Thursday, July 30, 2009

DreamWorks on a High

Not from drugs ... but the stock market.

DreamWorks Animation gapped up Wednesday and climbed further in early trade. The stock took out the session highs late in the afternoon and closed up by $2.45 at $31.13. DreamWorks broke out of a 2-month range and set a 10-month high.

The reason I don't always blather on about how awesome Up is, or how Chris Wedge is a freaking genius, is that this dull stock stuff is important.

Because if the studio tanks, the employees that create the product the studio is known for get laid off. So it's a good idea to do some focussing on the economics of animation -- the grosses, the stock price, etc.

Because when the end credits are scrolling, it's about the money, not about the artistry. Sad, but that's the way it works.

9 comments:

Wonkey the Monkey said...

Again with the purist-bashing. I don't see how Dreamworks' financial success makes them bulletproof to artistic criticism, as you often seem to suggest in this blog. Couldn't they make better movies AND keep making buttloads of cash? That's what I want to see.

Steve Hulett said...

Not trying to bash anybody, Monk.

But I get tired of people who talk only of "quality." The problem with that is, quality is important and something to be strived for, but it counts for little if the picture makes no dough.
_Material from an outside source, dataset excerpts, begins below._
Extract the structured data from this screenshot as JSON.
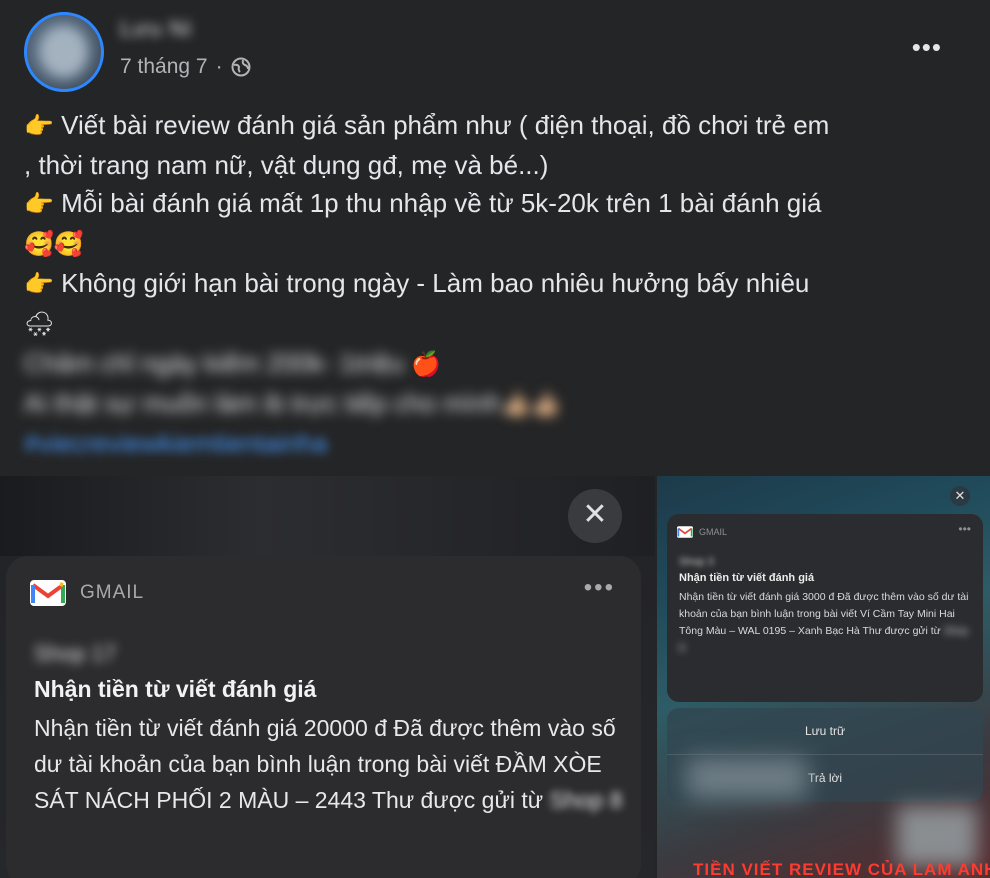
{
  "post": {
    "author_name": "Lưu Ni",
    "date": "7 tháng 7",
    "dot": "·",
    "more_label": "•••",
    "lines": [
      {
        "icon": "👉",
        "text": "Viết bài review đánh giá sản phẩm như ( điện thoại, đồ chơi trẻ em"
      },
      {
        "icon": "",
        "text": ", thời trang nam nữ, vật dụng gđ, mẹ và bé...)"
      },
      {
        "icon": "👉",
        "text": "Mỗi bài đánh giá mất 1p thu nhập về từ 5k-20k trên 1 bài đánh giá"
      },
      {
        "icon": "🥰🥰",
        "text": ""
      },
      {
        "icon": "👉",
        "text": "Không giới hạn bài trong ngày - Làm bao nhiêu hưởng bấy nhiêu"
      },
      {
        "icon": "🌨",
        "text": ""
      }
    ],
    "blurred_line_1": "Chăm chỉ ngày kiếm 200k- 1triệu",
    "blurred_line_1_emoji": "🍎",
    "blurred_line_2": "Ai thật sự muốn làm ib trực tiếp cho mình",
    "blurred_line_2_emoji": "👍🏼👍🏼",
    "hashtag": "#viecreviewkiemtientainha"
  },
  "left_image": {
    "close_label": "✕",
    "app_name": "GMAIL",
    "more_label": "•••",
    "sender": "Shop 17",
    "title": "Nhận tiền từ viết đánh giá",
    "body": "Nhận tiền từ viết đánh giá 20000 đ Đã được thêm vào số dư tài khoản của bạn bình luận trong bài viết ĐẦM XÒE SÁT NÁCH PHỐI 2 MÀU – 2443 Thư được gửi từ",
    "body_blurred_tail": "Shop 8"
  },
  "right_image": {
    "close_label": "✕",
    "app_name": "GMAIL",
    "more_label": "•••",
    "sender": "Shop 3",
    "title": "Nhận tiền từ viết đánh giá",
    "body": "Nhận tiền từ viết đánh giá 3000 đ Đã được thêm vào số dư tài khoản của bạn bình luận trong bài viết Ví Cầm Tay Mini Hai Tông Màu – WAL 0195 – Xanh Bạc Hà Thư được gửi từ",
    "body_blurred_tail": "Shop 8",
    "action_1": "Lưu trữ",
    "action_2": "Trả lời",
    "banner": "TIỀN VIẾT REVIEW CỦA LAM ANH"
  },
  "colors": {
    "background": "#242526",
    "text": "#e4e6eb",
    "secondary_text": "#b0b3b8",
    "hashtag": "#4599ff",
    "banner_red": "#ff3b30"
  }
}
And good and bad is often in the eye of the beholder. There is, in the end, no "good, better, best." There is only battling opinions.

Box office, however, you can quantify. That's my point.
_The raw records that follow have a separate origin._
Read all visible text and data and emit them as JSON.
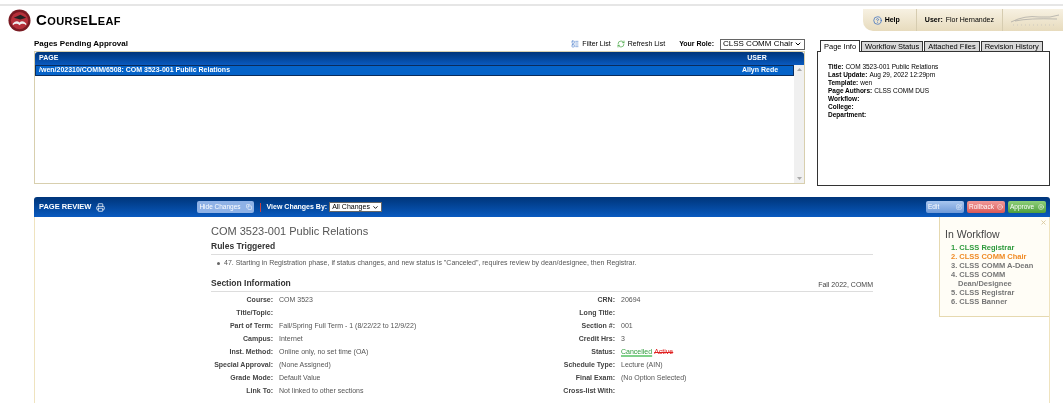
{
  "header": {
    "app_name": "CourseLeaf",
    "help": "Help",
    "user_label": "User:",
    "user_name": "Flor Hernandez"
  },
  "pending": {
    "title": "Pages Pending Approval",
    "filter": "Filter List",
    "refresh": "Refresh List",
    "role_label": "Your Role:",
    "role": "CLSS COMM Chair",
    "columns": [
      "PAGE",
      "USER"
    ],
    "rows": [
      {
        "page": "/wen/202310/COMM/6508: COM 3523-001 Public Relations",
        "user": "Allyn Rede",
        "selected": true
      }
    ]
  },
  "info_tabs": [
    {
      "label": "Page Info",
      "selected": true
    },
    {
      "label": "Workflow Status",
      "selected": false
    },
    {
      "label": "Attached Files",
      "selected": false
    },
    {
      "label": "Revision History",
      "selected": false
    }
  ],
  "page_info": [
    {
      "label": "Title:",
      "value": "COM 3523-001 Public Relations"
    },
    {
      "label": "Last Update:",
      "value": "Aug 29, 2022 12:29pm"
    },
    {
      "label": "Template:",
      "value": "wen"
    },
    {
      "label": "Page Authors:",
      "value": "CLSS COMM DUS"
    },
    {
      "label": "Workflow:"
    },
    {
      "label": "College:"
    },
    {
      "label": "Department:"
    }
  ],
  "review": {
    "title": "PAGE REVIEW",
    "hide_changes": "Hide Changes",
    "view_by_label": "View Changes By:",
    "view_by": "All Changes",
    "actions": [
      {
        "label": "Edit",
        "kind": "edit"
      },
      {
        "label": "Rollback",
        "kind": "rollback"
      },
      {
        "label": "Approve",
        "kind": "approve"
      }
    ],
    "course_title": "COM 3523-001 Public Relations",
    "rules_heading": "Rules Triggered",
    "rules": [
      "47. Starting in Registration phase, if status changes, and new status is \"Canceled\", requires review by dean/designee, then Registrar."
    ],
    "section_heading": "Section Information",
    "term": "Fall 2022, COMM",
    "fields_left": [
      {
        "label": "Course:",
        "value": "COM 3523"
      },
      {
        "label": "Title/Topic:"
      },
      {
        "label": "Part of Term:",
        "value": "Fall/Spring Full Term - 1 (8/22/22 to 12/9/22)"
      },
      {
        "label": "Campus:",
        "value": "Internet"
      },
      {
        "label": "Inst. Method:",
        "value": "Online only, no set time (OA)"
      },
      {
        "label": "Special Approval:",
        "value": "(None Assigned)"
      },
      {
        "label": "Grade Mode:",
        "value": "Default Value"
      },
      {
        "label": "Link To:",
        "value": "Not linked to other sections"
      }
    ],
    "fields_right": [
      {
        "label": "CRN:",
        "value": "20694"
      },
      {
        "label": "Long Title:"
      },
      {
        "label": "Section #:",
        "value": "001"
      },
      {
        "label": "Credit Hrs:",
        "value": "3"
      },
      {
        "label": "Status:",
        "changes": [
          {
            "text": "Cancelled",
            "kind": "added"
          },
          {
            "text": "Active",
            "kind": "removed"
          }
        ]
      },
      {
        "label": "Schedule Type:",
        "value": "Lecture (AIN)"
      },
      {
        "label": "Final Exam:",
        "value": "(No Option Selected)"
      },
      {
        "label": "Cross-list With:"
      }
    ]
  },
  "workflow": {
    "title": "In Workflow",
    "steps": [
      {
        "label": "1. CLSS Registrar",
        "color": "#2e9a3c"
      },
      {
        "label": "2. CLSS COMM Chair",
        "color": "#f08a24"
      },
      {
        "label": "3. CLSS COMM A-Dean",
        "color": "#777777"
      },
      {
        "label": "4. CLSS COMM Dean/Designee",
        "color": "#777777"
      },
      {
        "label": "5. CLSS Registrar",
        "color": "#777777"
      },
      {
        "label": "6. CLSS Banner",
        "color": "#777777"
      }
    ]
  }
}
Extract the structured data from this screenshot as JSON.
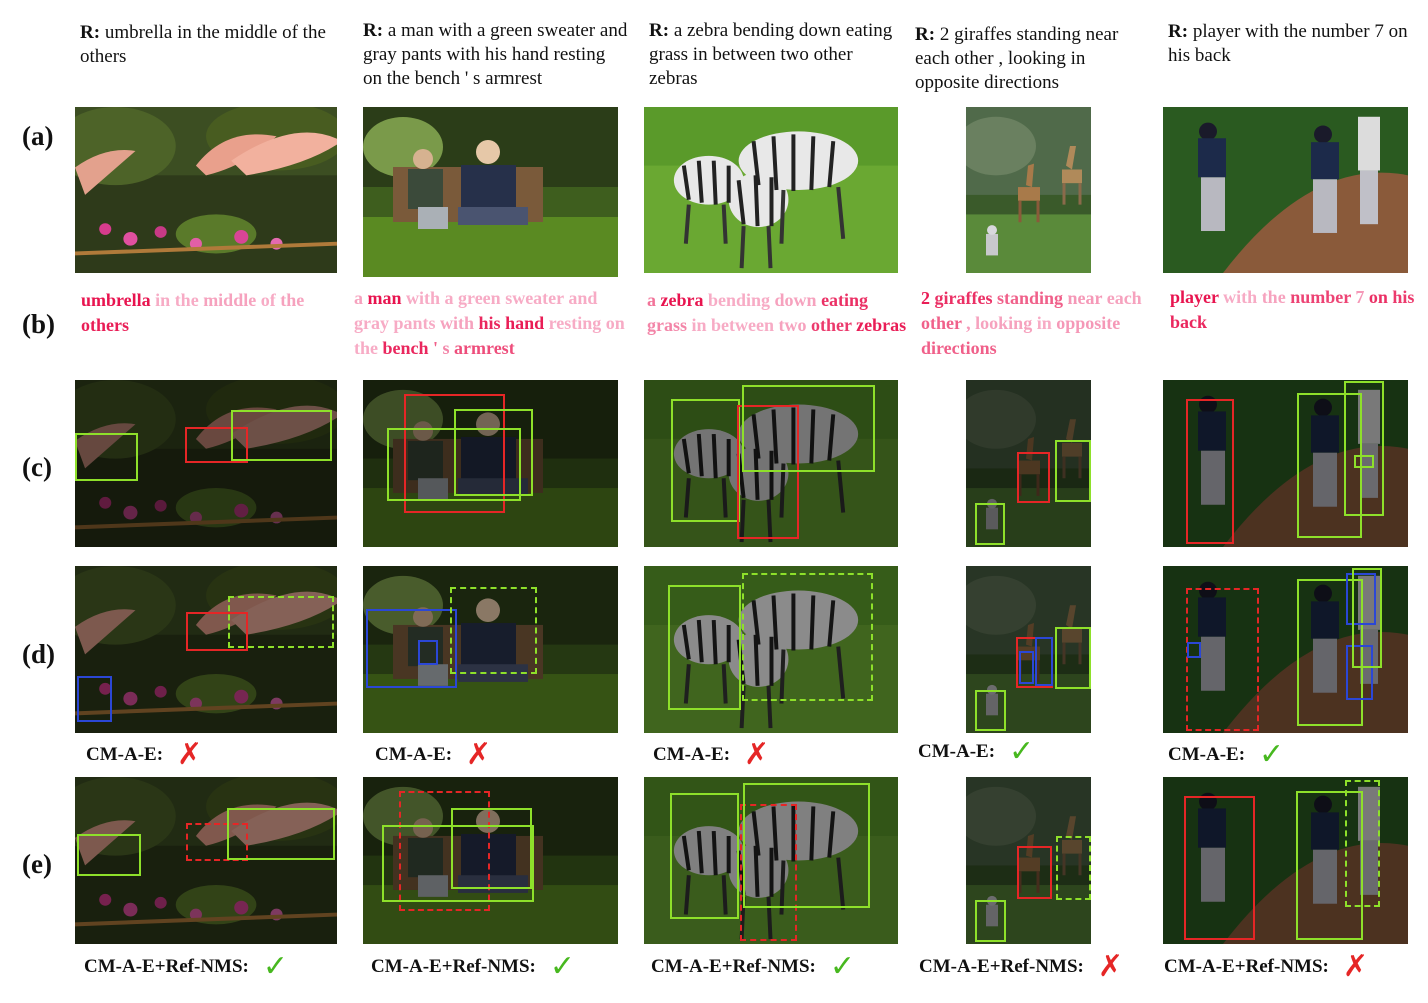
{
  "row_labels": [
    "(a)",
    "(b)",
    "(c)",
    "(d)",
    "(e)"
  ],
  "columns": [
    {
      "caption_prefix": "R:",
      "caption": " umbrella in the middle of the others",
      "words": [
        {
          "t": "umbrella",
          "w": 1.0
        },
        {
          "t": "in",
          "w": 0.2
        },
        {
          "t": "the",
          "w": 0.2
        },
        {
          "t": "middle",
          "w": 0.25
        },
        {
          "t": "of",
          "w": 0.2
        },
        {
          "t": "the",
          "w": 0.25
        },
        {
          "t": "others",
          "w": 0.95
        }
      ],
      "verdict_d": "CM-A-E:",
      "mark_d": "✗",
      "verdict_e": "CM-A-E+Ref-NMS:",
      "mark_e": "✓"
    },
    {
      "caption_prefix": "R:",
      "caption": " a man with a green sweater and gray pants with his hand resting on the bench ' s armrest",
      "words": [
        {
          "t": "a",
          "w": 0.25
        },
        {
          "t": "man",
          "w": 1.0
        },
        {
          "t": "with",
          "w": 0.2
        },
        {
          "t": "a",
          "w": 0.2
        },
        {
          "t": "green",
          "w": 0.2
        },
        {
          "t": "sweater",
          "w": 0.2
        },
        {
          "t": "and",
          "w": 0.2
        },
        {
          "t": "gray",
          "w": 0.2
        },
        {
          "t": "pants",
          "w": 0.2
        },
        {
          "t": "with",
          "w": 0.25
        },
        {
          "t": "his",
          "w": 0.9
        },
        {
          "t": "hand",
          "w": 0.95
        },
        {
          "t": "resting",
          "w": 0.2
        },
        {
          "t": "on",
          "w": 0.2
        },
        {
          "t": "the",
          "w": 0.2
        },
        {
          "t": "bench",
          "w": 0.9
        },
        {
          "t": "'",
          "w": 0.6
        },
        {
          "t": "s",
          "w": 0.4
        },
        {
          "t": "armrest",
          "w": 0.7
        }
      ],
      "verdict_d": "CM-A-E:",
      "mark_d": "✗",
      "verdict_e": "CM-A-E+Ref-NMS:",
      "mark_e": "✓"
    },
    {
      "caption_prefix": "R:",
      "caption": " a zebra bending down eating grass in between two other zebras",
      "words": [
        {
          "t": "a",
          "w": 0.5
        },
        {
          "t": "zebra",
          "w": 1.0
        },
        {
          "t": "bending",
          "w": 0.2
        },
        {
          "t": "down",
          "w": 0.25
        },
        {
          "t": "eating",
          "w": 0.85
        },
        {
          "t": "grass",
          "w": 0.4
        },
        {
          "t": "in",
          "w": 0.2
        },
        {
          "t": "between",
          "w": 0.2
        },
        {
          "t": "two",
          "w": 0.25
        },
        {
          "t": "other",
          "w": 0.8
        },
        {
          "t": "zebras",
          "w": 0.95
        }
      ],
      "verdict_d": "CM-A-E:",
      "mark_d": "✗",
      "verdict_e": "CM-A-E+Ref-NMS:",
      "mark_e": "✓"
    },
    {
      "caption_prefix": "R:",
      "caption": " 2 giraffes standing near each other , looking in opposite directions",
      "words": [
        {
          "t": "2",
          "w": 0.95
        },
        {
          "t": "giraffes",
          "w": 0.85
        },
        {
          "t": "standing",
          "w": 0.6
        },
        {
          "t": "near",
          "w": 0.3
        },
        {
          "t": "each",
          "w": 0.25
        },
        {
          "t": "other",
          "w": 0.6
        },
        {
          "t": ",",
          "w": 0.3
        },
        {
          "t": "looking",
          "w": 0.25
        },
        {
          "t": "in",
          "w": 0.2
        },
        {
          "t": "opposite",
          "w": 0.3
        },
        {
          "t": "directions",
          "w": 0.6
        }
      ],
      "verdict_d": "CM-A-E:",
      "mark_d": "✓",
      "verdict_e": "CM-A-E+Ref-NMS:",
      "mark_e": "✗"
    },
    {
      "caption_prefix": "R:",
      "caption": " player with the number 7 on his back",
      "words": [
        {
          "t": "player",
          "w": 1.0
        },
        {
          "t": "with",
          "w": 0.2
        },
        {
          "t": "the",
          "w": 0.25
        },
        {
          "t": "number",
          "w": 0.75
        },
        {
          "t": "7",
          "w": 0.3
        },
        {
          "t": "on",
          "w": 0.85
        },
        {
          "t": "his",
          "w": 0.8
        },
        {
          "t": "back",
          "w": 0.9
        }
      ],
      "verdict_d": "CM-A-E:",
      "mark_d": "✓",
      "verdict_e": "CM-A-E+Ref-NMS:",
      "mark_e": "✗"
    }
  ],
  "colors": {
    "green_box": "#8ee02a",
    "red_box": "#e52626",
    "blue_box": "#2b47d6",
    "check": "#47b81f",
    "cross": "#e52626",
    "attn_strong": "#e8144f",
    "attn_weak": "#fbd1e3"
  }
}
Added to which DWA makes plenty of quality films.

Anonymous said...

you can quantify box office about as accurately as you can quantify federal monetary policy.

unfortunately, what this corrosive box-office accounting does is reward spending and promote the lowest common denominator. yes, you get lots and lots of jobs out of it. you get larger labor coffers. but you also get stagnant wages which leads directly to decreased worker morale and sinking productivity over the long term, ultimately resulting in company failure and the inevitable fire sale.

but only after the corporate parachutes are handed out, of course. that's capitalism in america - race to the bottom. god help anyone that actually wants to take pride in their work.

Anonymous said...

Wow, that was an incoherent rant. Dude, chill. Your life may suck right now, but at least try to make some sense.

Anonymous said...

Whatever you think of Kung Fu Panda etc., the fact is that Dreamworks Animation stock has been wildly undervalued given their boxoffice success. It would make sense if it corrected as it seems to be doing.

Anonymous said...

"Dreamworks Animation stock has been wildly undervalued "

No. The films do well, but they have yet to leverage this into success with ancilliaries. Disney did this beautifully in their heyday, and Pixar does it extremely well (Cars has raked in over 5 billion). You don't see many kids carrying around Shrek or Sinbad toys (although the Road to El Dorado Ken and Ken doll set sold GANGbusters!).

Anonymous said...

Steve isn't saying anything bad about Pixar. In fact, he follows their box office successes as much as the other studios'. He's just saying money is more important for the livelihoods of animators - which is logical and frankly what he really should care about rather than "quality" that we fanboys have the luxury of talking about with no worries everyday. And this is coming from a Pixar fan.

Chill out.

Anonymous said...

Pixar does it extremely well (Cars has raked in over 5 billion).

Cars is the exception. It's generated more ancillary cash flow (not profit, but cash flow) than ALL the other Pixar movies combined. Except for that movie, Pixar always makes a point that they focus on STORY, not on merchandising. Up is a good example of that (at least, I'm not tripping over Carl action figures, and none of my kids is clamoring for a floating house toy).

This is not a knock on Pixar. It's just a fact that neither Pixar nor DreamWorks have focused as much on merchandising and spin offs of their movies as Disney historically has.

Anonymous said...

The undervalue of the DW stock IS based on the FILMS' successes and projected BO, NOT on ancillary stuff like toys. Same goes for Pixar(when it was a stand alone company before the buyout from Disney).